Age-dependent modifications of axons, mitochondrial dynamics, and Ca2+ homeostasis underlie the vulnerability of aging white matter to ischemia

Aging white matter (WM) is increasingly susceptible to neurodegenerative diseases and stroke. Among others, changes in ATP production, mitochondrial dynamics, and Ca2+ homeostasis contribute to increased susceptibility of aging WM to stroke. We utilized a pure white matter tract, mouse optic nerve (MON), obtained from 2- and 12-month old mice to quantify axon structure and function using electrophysiology, 3D-EM, immunoblots, and ATP assays. Functionally, aging axons did not recover as well after ischemia compared to young axons. Structurally, aging axons became thicker with lower G ratios, indicating increased myelin thickness, as well as increased internodal distances and nodal lengths.

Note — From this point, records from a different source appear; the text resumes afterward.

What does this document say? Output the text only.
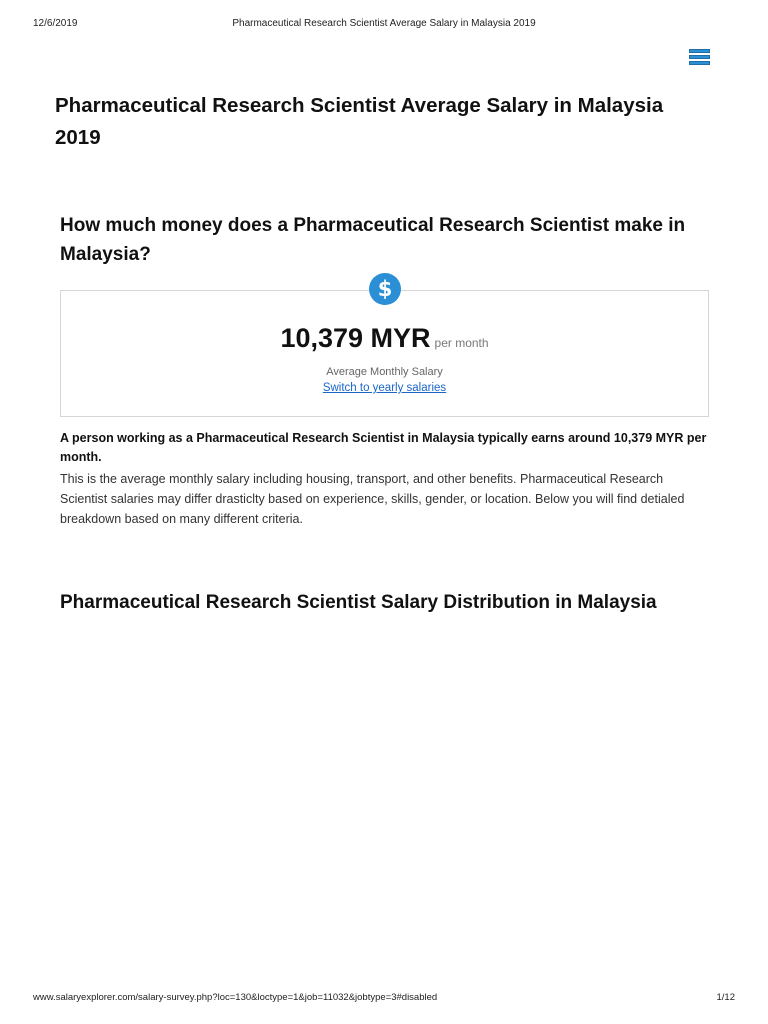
12/6/2019	Pharmaceutical Research Scientist Average Salary in Malaysia 2019
Pharmaceutical Research Scientist Average Salary in Malaysia 2019
How much money does a Pharmaceutical Research Scientist make in Malaysia?
$
10,379 MYR per month
Average Monthly Salary
Switch to yearly salaries

A person working as a Pharmaceutical Research Scientist in Malaysia typically earns around 10,379 MYR per month.

This is the average monthly salary including housing, transport, and other benefits. Pharmaceutical Research Scientist salaries may differ drasticlty based on experience, skills, gender, or location. Below you will find detialed breakdown based on many different criteria.

Pharmaceutical Research Scientist Salary Distribution in Malaysia
www.salaryexplorer.com/salary-survey.php?loc=130&loctype=1&job=11032&jobtype=3#disabled	1/12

Aging axonal mitochondria were larger and thicker with lower incidence of smooth endoplasmic reticulum (SER) association. An increase of mitochondrial fusion proteins with aging resulted in aggregation of mitochondria and together with lower ATP levels suggested mitochondrial dysfunction. Our results suggest that aging alters axonal and mitochondrial structure and function resulting from reduced ATP production that may disrupt Ca2+ homeostasis to underlie the vulnerability of aging WM to ischemia and neurodegenerative diseases.